Marina Keegan wrote: “The opposite of loneliness is not love or community, it is the feeling that there are people, an abundance of people, who are in this together.” Allow me to extend that a bit more perhaps. Allow me to challenge it as well. This togetherness can have all shades and tones. Studies have shown us time and again that far-right movements are known to tap into the loneliness, fear and anger of the lost youth in society. These are never in isolation, for fascist and extremist tendencies are the consequences of fear and loneliness. So if an abundance of people finds a community rooted in shared hatred and fear, is that the opposite of loneliness? In my last week before I left New York, I was violently told to go home by a couple of white men in the middle of a campus neighbourhood when Trump was elected. Simrit had already left for India by then.

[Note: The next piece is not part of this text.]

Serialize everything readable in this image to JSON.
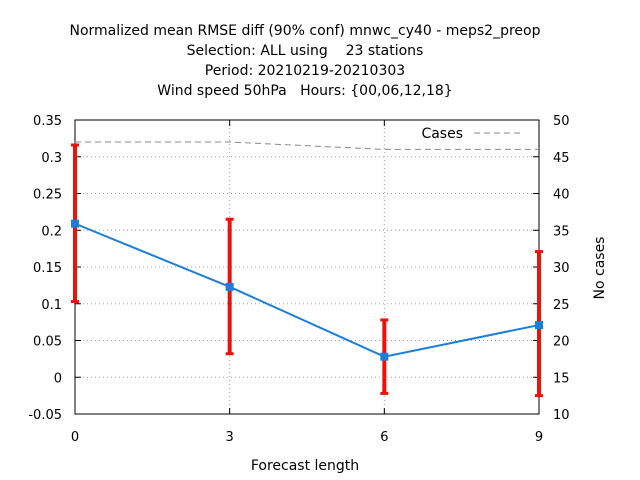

In all my years I’ve had friends walk away, but I’ve also found those who stayed, who stayed with their hearts despite distance and visas. I believe, perhaps then, that the opposite of loneliness is being seen, heard and held, it is the act of being someone’s secret keeper and a safe space. And I understand with all honesty that the condition of loneliness itself is far too nuanced to be treated with such simplicity, but it helps if you have people — near, far and yours.

“Peecho ko aam ka achaar bohat pasand tha (Peecho loved pickled mangoes very much),” she would tell me one summer when my sister and I were collecting the sun-dried pieces to be taken inside before our parents could see it. “Aik din June ka qissa hai, hum gaaney ga rahey thay, humein pata bhee nahi chala aur aik bandariya humarey aam ley kar bhaag gayee. Peecho aur mein khoob hansay. Phir baarish honay lag gayee jo aglay puray haftay chali, Peecho aur mein mil he nahi sakey pura hafta,” she said pensively as she poured oil inside the jars with the masala and shook all of the ingredients together. And I watched her as she sat quietly preparing the achaar. My humraaz.